Rope trick

d = 12 472km

r = 6 236km

p = d * pi =  $${\mathtt{12\,472}}{\mathtt{\,\times\,}}{\mathtt{\pi}} = {\mathtt{39\,181.943\: \!575\: \!571\: \!901\: \!270\: \!1}}$$

Let's add a meter:

(1m = 1/1000km)

$${\mathtt{39\,181.943\: \!58}}{\mathtt{\,\small\textbf+\,}}{\frac{{\mathtt{1}}}{{\mathtt{1\,000}}}} = {\mathtt{39\,181.944\: \!58}}$$

And back to the diameter:

$${\frac{{\mathtt{39\,181.944\: \!58}}}{{\mathtt{\pi}}}} = {\mathtt{12\,472.000\: \!319\: \!719\: \!393\: \!786\: \!5}}$$

We have ~3.197 Meter more.

We can lift it now by 1.5985 Meter on each side. 

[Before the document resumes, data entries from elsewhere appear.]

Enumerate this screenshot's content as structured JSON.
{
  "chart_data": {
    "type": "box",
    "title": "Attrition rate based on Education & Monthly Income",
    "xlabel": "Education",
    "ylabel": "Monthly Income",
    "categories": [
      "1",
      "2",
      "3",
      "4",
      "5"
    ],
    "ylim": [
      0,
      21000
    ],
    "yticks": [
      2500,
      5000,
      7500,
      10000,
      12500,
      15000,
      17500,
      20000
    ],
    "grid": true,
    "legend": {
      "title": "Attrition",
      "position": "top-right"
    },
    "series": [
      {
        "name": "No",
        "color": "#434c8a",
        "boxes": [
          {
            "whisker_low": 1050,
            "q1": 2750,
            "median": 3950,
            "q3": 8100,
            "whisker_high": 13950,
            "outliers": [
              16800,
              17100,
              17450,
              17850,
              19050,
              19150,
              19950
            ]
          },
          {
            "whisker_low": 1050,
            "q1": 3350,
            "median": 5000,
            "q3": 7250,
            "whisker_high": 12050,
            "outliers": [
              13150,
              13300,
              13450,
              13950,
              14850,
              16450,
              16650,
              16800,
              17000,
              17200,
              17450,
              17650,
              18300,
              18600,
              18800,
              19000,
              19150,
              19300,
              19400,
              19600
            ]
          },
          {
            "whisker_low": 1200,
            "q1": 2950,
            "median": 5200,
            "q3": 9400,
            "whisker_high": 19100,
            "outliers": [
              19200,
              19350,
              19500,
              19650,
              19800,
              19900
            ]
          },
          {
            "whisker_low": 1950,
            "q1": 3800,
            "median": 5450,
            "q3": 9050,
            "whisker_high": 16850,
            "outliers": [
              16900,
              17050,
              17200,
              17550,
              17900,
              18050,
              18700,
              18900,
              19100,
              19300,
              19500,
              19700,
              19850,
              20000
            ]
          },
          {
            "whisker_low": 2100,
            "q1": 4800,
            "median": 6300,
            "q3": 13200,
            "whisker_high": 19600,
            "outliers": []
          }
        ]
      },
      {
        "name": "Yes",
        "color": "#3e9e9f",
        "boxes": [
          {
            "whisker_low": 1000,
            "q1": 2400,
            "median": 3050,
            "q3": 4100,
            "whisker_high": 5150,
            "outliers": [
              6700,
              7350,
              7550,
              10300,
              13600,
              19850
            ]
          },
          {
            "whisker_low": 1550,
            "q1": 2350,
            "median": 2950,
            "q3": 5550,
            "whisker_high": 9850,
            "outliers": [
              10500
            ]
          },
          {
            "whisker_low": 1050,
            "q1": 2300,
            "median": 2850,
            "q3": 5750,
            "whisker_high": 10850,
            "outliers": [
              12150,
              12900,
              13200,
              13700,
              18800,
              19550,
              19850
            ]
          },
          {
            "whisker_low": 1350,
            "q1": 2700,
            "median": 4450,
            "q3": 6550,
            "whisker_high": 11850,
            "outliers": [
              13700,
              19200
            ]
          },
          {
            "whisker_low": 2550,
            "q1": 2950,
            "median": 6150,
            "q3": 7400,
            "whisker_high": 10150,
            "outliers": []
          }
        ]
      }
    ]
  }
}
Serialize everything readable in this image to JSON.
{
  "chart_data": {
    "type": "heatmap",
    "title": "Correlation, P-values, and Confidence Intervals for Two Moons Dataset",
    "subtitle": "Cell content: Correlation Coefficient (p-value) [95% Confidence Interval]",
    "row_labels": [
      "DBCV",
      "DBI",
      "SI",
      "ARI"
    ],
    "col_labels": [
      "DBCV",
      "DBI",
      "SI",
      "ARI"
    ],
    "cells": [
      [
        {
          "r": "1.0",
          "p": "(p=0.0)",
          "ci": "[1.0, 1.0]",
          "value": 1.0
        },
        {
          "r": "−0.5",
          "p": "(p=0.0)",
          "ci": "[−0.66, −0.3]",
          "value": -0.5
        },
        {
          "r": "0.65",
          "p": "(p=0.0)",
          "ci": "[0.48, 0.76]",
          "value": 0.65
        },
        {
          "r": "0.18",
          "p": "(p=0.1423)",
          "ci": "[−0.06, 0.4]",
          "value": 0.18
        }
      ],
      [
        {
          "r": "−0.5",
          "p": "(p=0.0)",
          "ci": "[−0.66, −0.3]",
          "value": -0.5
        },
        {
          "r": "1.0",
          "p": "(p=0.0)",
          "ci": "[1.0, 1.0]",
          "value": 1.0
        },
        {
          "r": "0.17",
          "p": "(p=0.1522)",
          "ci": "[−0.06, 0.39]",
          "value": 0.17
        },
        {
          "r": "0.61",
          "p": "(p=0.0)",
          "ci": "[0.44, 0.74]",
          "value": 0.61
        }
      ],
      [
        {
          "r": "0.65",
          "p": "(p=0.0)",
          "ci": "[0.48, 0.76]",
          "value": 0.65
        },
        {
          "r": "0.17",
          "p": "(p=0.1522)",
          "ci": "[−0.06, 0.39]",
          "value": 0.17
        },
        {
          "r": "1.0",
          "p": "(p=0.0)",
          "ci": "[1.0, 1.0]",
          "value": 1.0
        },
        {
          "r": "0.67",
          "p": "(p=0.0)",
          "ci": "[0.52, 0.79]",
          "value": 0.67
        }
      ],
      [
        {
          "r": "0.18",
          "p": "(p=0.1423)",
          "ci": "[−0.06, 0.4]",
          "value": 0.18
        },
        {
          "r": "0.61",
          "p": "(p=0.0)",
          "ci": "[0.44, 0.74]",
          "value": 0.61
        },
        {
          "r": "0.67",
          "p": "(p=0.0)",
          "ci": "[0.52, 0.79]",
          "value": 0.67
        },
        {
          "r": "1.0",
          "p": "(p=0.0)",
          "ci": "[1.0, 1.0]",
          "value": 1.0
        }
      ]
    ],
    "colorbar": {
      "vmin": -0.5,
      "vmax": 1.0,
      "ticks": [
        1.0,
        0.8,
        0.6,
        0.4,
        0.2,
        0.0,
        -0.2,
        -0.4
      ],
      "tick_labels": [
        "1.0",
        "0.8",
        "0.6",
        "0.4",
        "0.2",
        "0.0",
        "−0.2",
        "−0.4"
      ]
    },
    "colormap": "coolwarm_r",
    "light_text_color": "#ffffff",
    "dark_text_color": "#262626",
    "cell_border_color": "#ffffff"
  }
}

If h is the height it can be lifted, then we have:

Original circumference = pi*d  where d is diameter of the earth.

New circumference = pi*(d+2h)  since the new diameter is d+2h.

New - Old circumference:  pi*(d + 2h) - pi*d = 1m so that pi*2h = 1m  or h = 1/(2pi) m or h ≈ 0.159m

(xerxes, your next to last line should say "We have ∼0.3197 meters more).

.

sorry xerxes,answer is simply     1metre/2pi.

Here's the solution; let Earth's circumference be 2pi R. New circumference then is 2pi (R + delta R) where delta R is the height we want to find.

so 2pi R + 1 metre= 2pi(R+ deltaR),the 2pi R 's cancel out,giving 2pi delta R = 1 metre,so delta R,the height,is 1 metre /2pi. We did not need to know the Earth's circumference in order to solve the problem.